In questi giorni abbiamo visto le più diverse prese di posizione sul Centro Pecci, la sua storia e la sua crisi attuale.

Sono state ascoltate dai media varie persone, più o meno addentro al sistema dell’arte contemporanea e vicine al Centro Pecci.

Con rammarico constatiamo come alcune di queste persone abbiano espresso le loro opinioni senza avere tutti gli elementi per esprimersi. Crediamo dunque che mai come adesso sia necessario che la voce dei lavoratori del Centro Pecci sia ascoltata, anche perchè la reputazione del museo è danneggiata da alcuni di questi commenti e questo si riverbera inevitabilmente sulla professionalità di noi tutti.

Crediamo che nessun piano di risanamento possa legittimare il licenziamento dei nostri due colleghi e vogliamo sottolineare come non rinveniamo nessuna programmazione o chiarezza progettuale nella direzione che il Centro Pecci continua a perseguire in questo momento.

Ciò che ci è dato vedere è che sono state prese delle decisioni che hanno condotto all’attuale crisi finanziaria, perché una debolezza strutturale è sì rintracciabile, ma un disavanzo di tale portata non è stato mai vissuto dal museo, quantomeno dagli anni del suo ampliamento, il 2016.

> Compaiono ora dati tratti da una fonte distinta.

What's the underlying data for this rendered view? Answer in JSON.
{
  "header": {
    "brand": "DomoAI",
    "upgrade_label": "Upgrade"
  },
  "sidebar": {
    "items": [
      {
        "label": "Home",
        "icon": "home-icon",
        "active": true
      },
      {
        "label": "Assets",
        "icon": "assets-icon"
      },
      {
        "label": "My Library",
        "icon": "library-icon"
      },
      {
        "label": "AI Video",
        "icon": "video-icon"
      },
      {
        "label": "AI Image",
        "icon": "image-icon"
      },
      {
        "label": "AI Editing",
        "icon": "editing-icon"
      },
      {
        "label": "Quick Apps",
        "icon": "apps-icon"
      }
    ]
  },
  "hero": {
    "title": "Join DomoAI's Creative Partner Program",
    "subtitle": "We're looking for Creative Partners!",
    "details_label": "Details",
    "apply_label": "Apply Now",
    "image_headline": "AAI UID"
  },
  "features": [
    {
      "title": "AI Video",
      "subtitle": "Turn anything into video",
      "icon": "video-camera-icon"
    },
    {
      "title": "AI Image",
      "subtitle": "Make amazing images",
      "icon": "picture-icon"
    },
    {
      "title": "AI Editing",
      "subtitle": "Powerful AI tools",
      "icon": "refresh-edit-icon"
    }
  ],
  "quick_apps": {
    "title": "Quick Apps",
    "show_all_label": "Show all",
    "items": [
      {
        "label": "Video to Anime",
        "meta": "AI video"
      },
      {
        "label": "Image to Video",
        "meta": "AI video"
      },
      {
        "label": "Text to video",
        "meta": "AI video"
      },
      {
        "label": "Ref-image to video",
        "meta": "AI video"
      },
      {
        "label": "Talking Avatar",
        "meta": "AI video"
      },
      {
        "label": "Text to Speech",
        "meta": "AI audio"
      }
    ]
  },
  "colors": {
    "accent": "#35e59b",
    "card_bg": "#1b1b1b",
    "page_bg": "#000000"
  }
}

Come dipendenti del Centro Pecci abbiamo chiesto che i Soci della Fondazione per le arti contemporanee in Toscana prendessero una posizione, e ottenuto un incontro per il quale ringraziamo Comune e Regione. Siamo tuttavia estremamente preoccupati da quanto leggiamo quotidianamente nei giornali – accordi evidentemente sfavorevoli per la FACT, possibili esborsi per cause legali – e per l’attuale gestione quotidiana del personale e dell’attività del museo. 

Per questo torniamo a rivolgerci ai Soci pubblici quali garanti di un patrimonio che non può essere disperso, perché svolgano il loro ruolo di controllo e indirizzo e prendano tutte le decisioni indispensabili a tutelarlo.